Does the other spouse hold cryptocurrency?
Divorcing couples must disclose all their assets and liabilities. However, what if there are suspicions that the other spouse is partially or wholly hiding these assets? Your attorney may be able to file a subpoena or obtain a court order to access hardware and electronic and physical records. As forensic accountants, we may be able to search for evidence including analysis of transfers and wire activity on bank and brokerage statements, transaction confirmations and discussions about cryptocurrency on emails, listings on loan applications, and inclusions of cryptocurrency gains and losses on tax returns and tax preparation work papers.

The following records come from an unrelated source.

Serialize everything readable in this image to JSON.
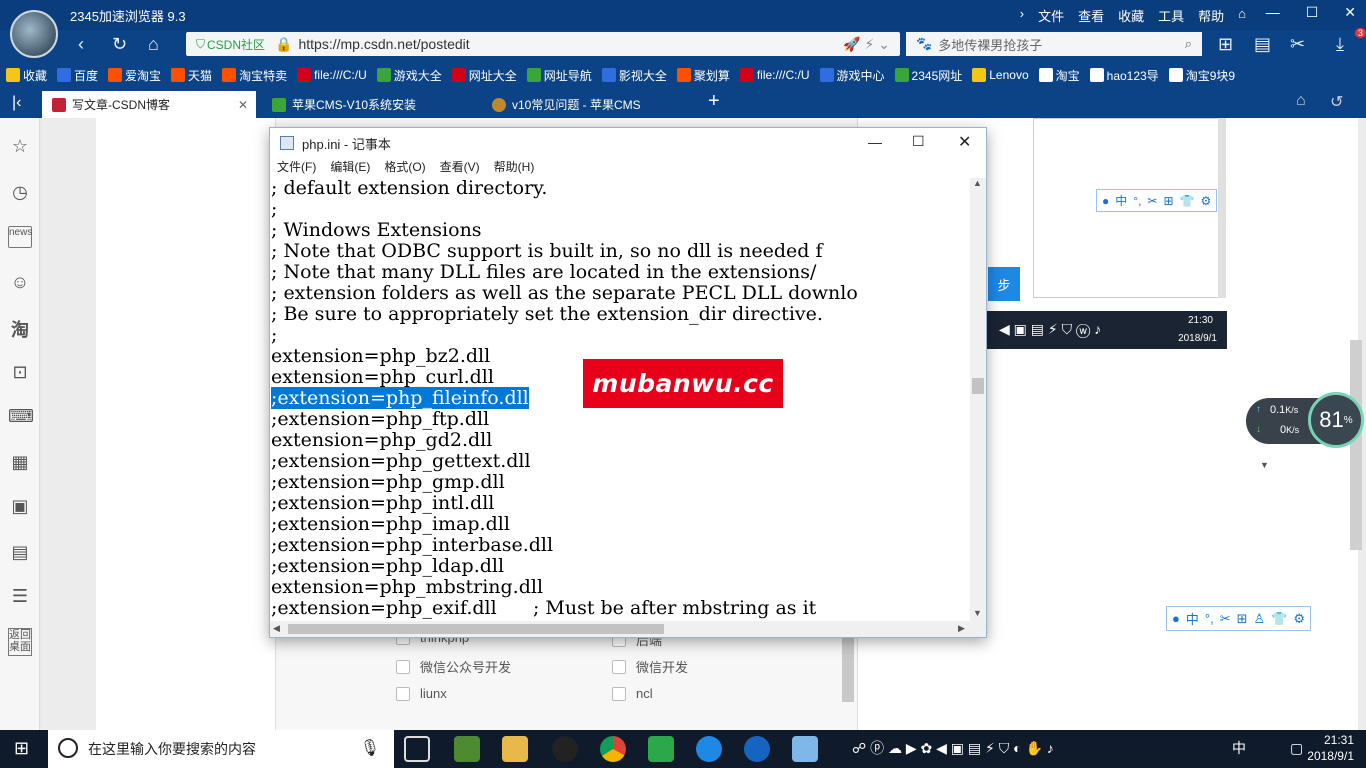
{
  "browser": {
    "title": "2345加速浏览器 9.3",
    "menu": [
      "文件",
      "查看",
      "收藏",
      "工具",
      "帮助"
    ],
    "url_prefix": "CSDN社区",
    "url": "https://mp.csdn.net/postedit",
    "search_placeholder": "多地传裸男抢孩子",
    "badge": "3",
    "bookmarks": [
      {
        "label": "收藏",
        "color": "#f5c518"
      },
      {
        "label": "百度",
        "color": "#2f6de1"
      },
      {
        "label": "爱淘宝",
        "color": "#ff5000"
      },
      {
        "label": "天猫",
        "color": "#ff5000"
      },
      {
        "label": "淘宝特卖",
        "color": "#ff5000"
      },
      {
        "label": "file:///C:/U",
        "color": "#d0021b"
      },
      {
        "label": "游戏大全",
        "color": "#3aa53a"
      },
      {
        "label": "网址大全",
        "color": "#d0021b"
      },
      {
        "label": "网址导航",
        "color": "#3aa53a"
      },
      {
        "label": "影视大全",
        "color": "#2f6de1"
      },
      {
        "label": "聚划算",
        "color": "#ff5000"
      },
      {
        "label": "file:///C:/U",
        "color": "#d0021b"
      },
      {
        "label": "游戏中心",
        "color": "#2f6de1"
      },
      {
        "label": "2345网址",
        "color": "#3aa53a"
      },
      {
        "label": "Lenovo",
        "color": "#f5c518"
      },
      {
        "label": "淘宝",
        "color": "#ffffff"
      },
      {
        "label": "hao123导",
        "color": "#ffffff"
      },
      {
        "label": "淘宝9块9",
        "color": "#ffffff"
      }
    ],
    "tabs": [
      {
        "label": "写文章-CSDN博客",
        "color": "#c32136"
      },
      {
        "label": "苹果CMS-V10系统安装",
        "color": "#3aa53a"
      },
      {
        "label": "v10常见问题 - 苹果CMS",
        "color": "#c0882c"
      }
    ],
    "sidebar_labels": {
      "back_desktop": "返回桌面"
    }
  },
  "page": {
    "checkboxes": [
      {
        "label": "thinkphp"
      },
      {
        "label": "后端"
      },
      {
        "label": "微信公众号开发"
      },
      {
        "label": "微信开发"
      },
      {
        "label": "liunx"
      },
      {
        "label": "ncl"
      }
    ],
    "next_button": "步"
  },
  "notepad": {
    "title": "php.ini - 记事本",
    "menu": [
      "文件(F)",
      "编辑(E)",
      "格式(O)",
      "查看(V)",
      "帮助(H)"
    ],
    "lines": [
      "; default extension directory.",
      ";",
      "; Windows Extensions",
      "; Note that ODBC support is built in, so no dll is needed f",
      "; Note that many DLL files are located in the extensions/",
      "; extension folders as well as the separate PECL DLL downlo",
      "; Be sure to appropriately set the extension_dir directive.",
      ";",
      "extension=php_bz2.dll",
      "extension=php_curl.dll",
      ";extension=php_fileinfo.dll",
      ";extension=php_ftp.dll",
      "extension=php_gd2.dll",
      ";extension=php_gettext.dll",
      ";extension=php_gmp.dll",
      ";extension=php_intl.dll",
      ";extension=php_imap.dll",
      ";extension=php_interbase.dll",
      ";extension=php_ldap.dll",
      "extension=php_mbstring.dll",
      ";extension=php_exif.dll      ; Must be after mbstring as it"
    ],
    "selected_line_index": 10
  },
  "watermark": "mubanwu.cc",
  "speed": {
    "up": "0.1",
    "up_unit": "K/s",
    "down": "0",
    "down_unit": "K/s",
    "percent": "81",
    "percent_unit": "%"
  },
  "tray_inset": {
    "time": "21:30",
    "date": "2018/9/1"
  },
  "taskbar": {
    "search_placeholder": "在这里输入你要搜索的内容",
    "ime": "中",
    "time": "21:31",
    "date": "2018/9/1"
  },
  "ime_toolbar": [
    "中",
    "°,",
    "⊞",
    "👕",
    "⚙"
  ]
}
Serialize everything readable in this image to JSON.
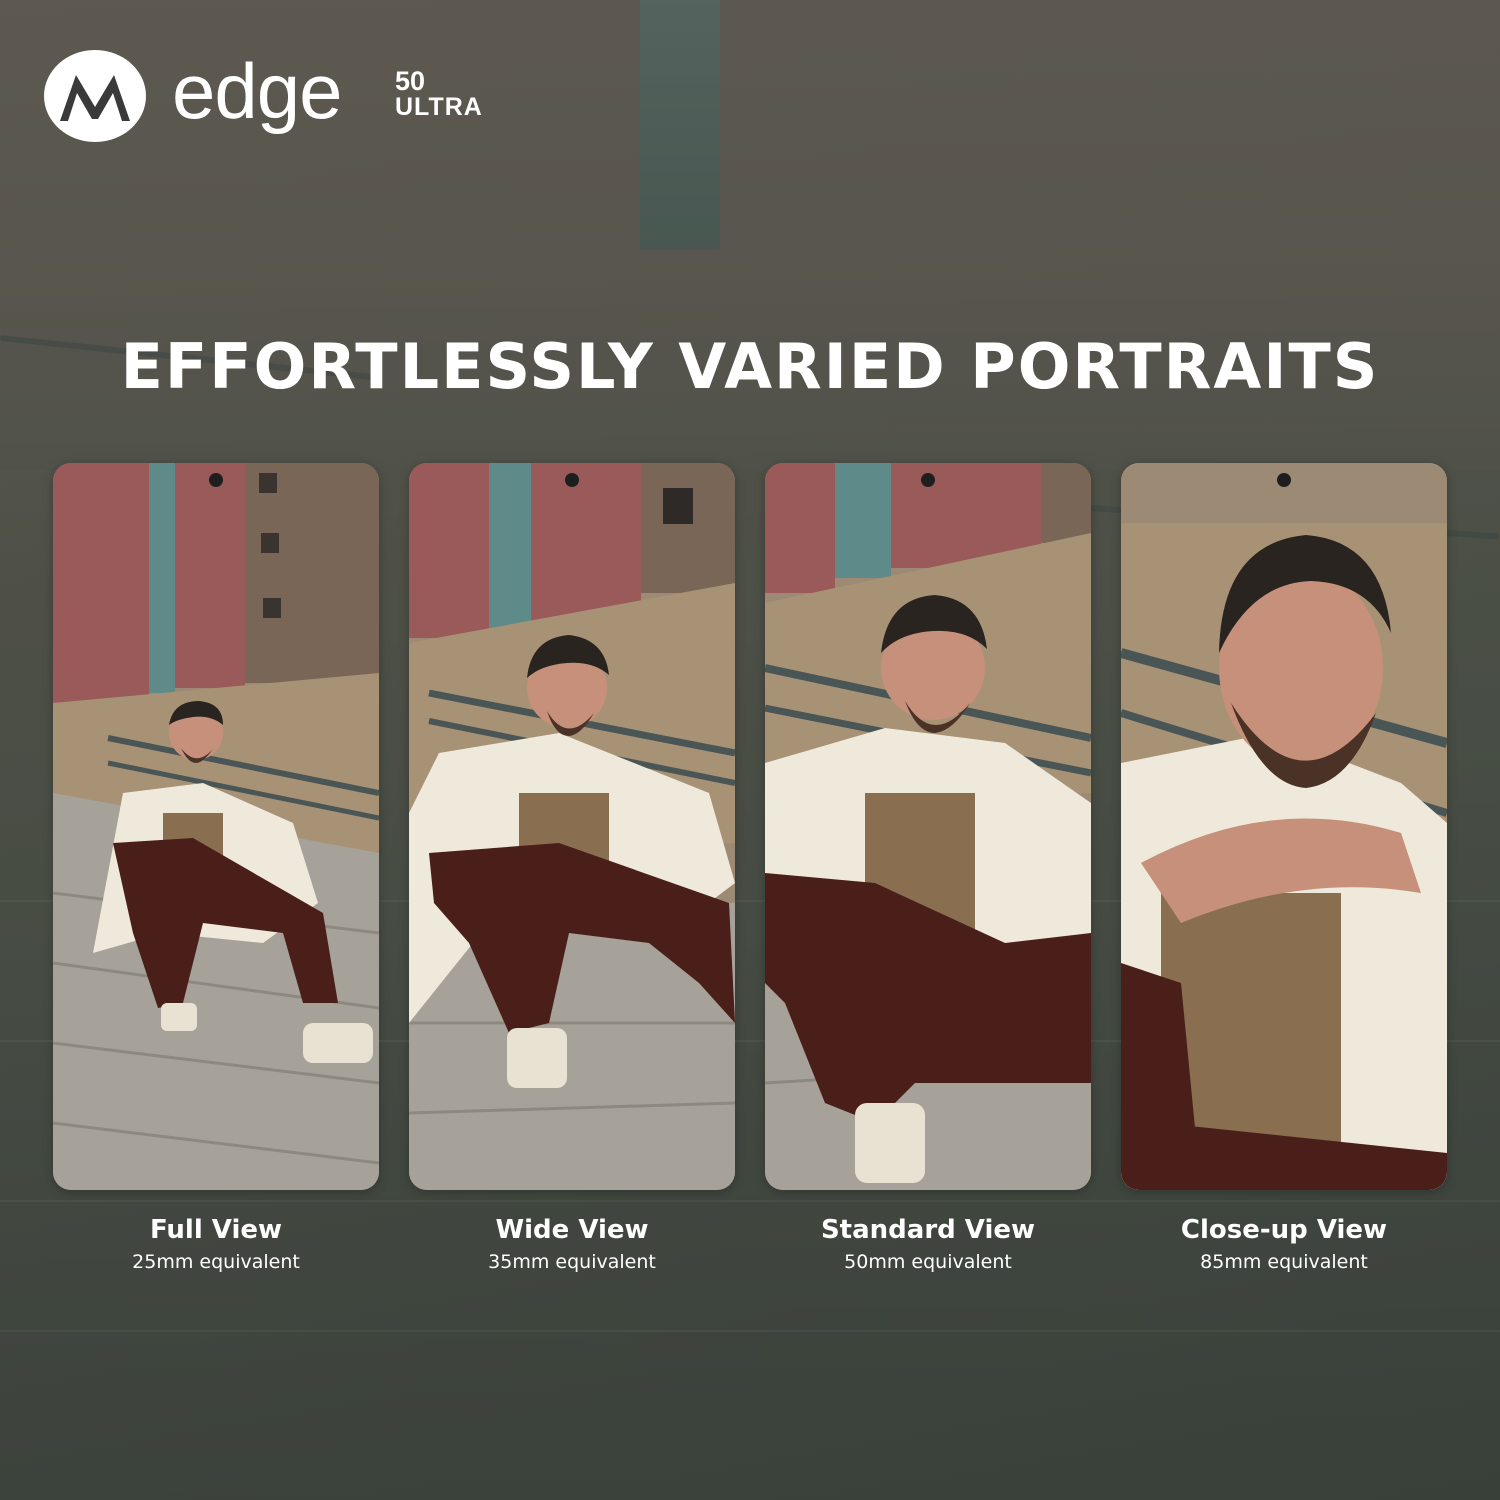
{
  "brand": {
    "logo_icon": "motorola-batwing-logo",
    "product_name": "edge",
    "model_number": "50",
    "model_suffix": "ULTRA"
  },
  "headline": "EFFORTLESSLY VARIED PORTRAITS",
  "views": [
    {
      "title": "Full View",
      "subtitle": "25mm equivalent"
    },
    {
      "title": "Wide View",
      "subtitle": "35mm equivalent"
    },
    {
      "title": "Standard View",
      "subtitle": "50mm equivalent"
    },
    {
      "title": "Close-up View",
      "subtitle": "85mm equivalent"
    }
  ],
  "colors": {
    "background": "#4d5249",
    "text": "#ffffff",
    "brick": "#9a5a5a",
    "stone": "#a08a70",
    "jacket": "#efe9dc",
    "trousers": "#4a1f1a",
    "shirt": "#8a6e50"
  }
}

How (and when) should digital assets be valued?
Cryptocurrencies are extremely volatile assets. Double digit percentage price swings in a single day are not uncommon for Bitcoin and even more so for other start up and emerging cryptocurrencies. Typically, real time pricing data is available on exchange websites and other industry sources. However, the divorce litigation process can be lengthy and the date and time of valuation of the assets may be unknown up front. Depending on the specific digital assets involved and the terms of the proposed divorce settlement, simply looking up a spot price may be insufficient and advanced financial modeling techniques may be required to estimate value. Unlike stock exchanges, cryptocurrency transactions occur 24 hours a day, 7 days a week.
Are the digital assets safe?
Cryptocurrency keys can be stored directly on a computer (not recommended) or in a secured hardware wallet designed specifically for such purposes. Digital assets may be held via online exchange accounts. While quick and convenient to access and trade, online exchanges lack regulation and may be highly susceptible to hacking and theft. Throughout the period of the divorce proceedings, these assets must be secured and protected with physical and logical controls and the existing level of security in place may not be appropriate.
A spouse may wish to be compensated for the value of the cryptocurrency upon settlement rather than actually receiving the asset itself. Like any financial asset, the tax impacts on the potential future capital gains (or losses) must be considered.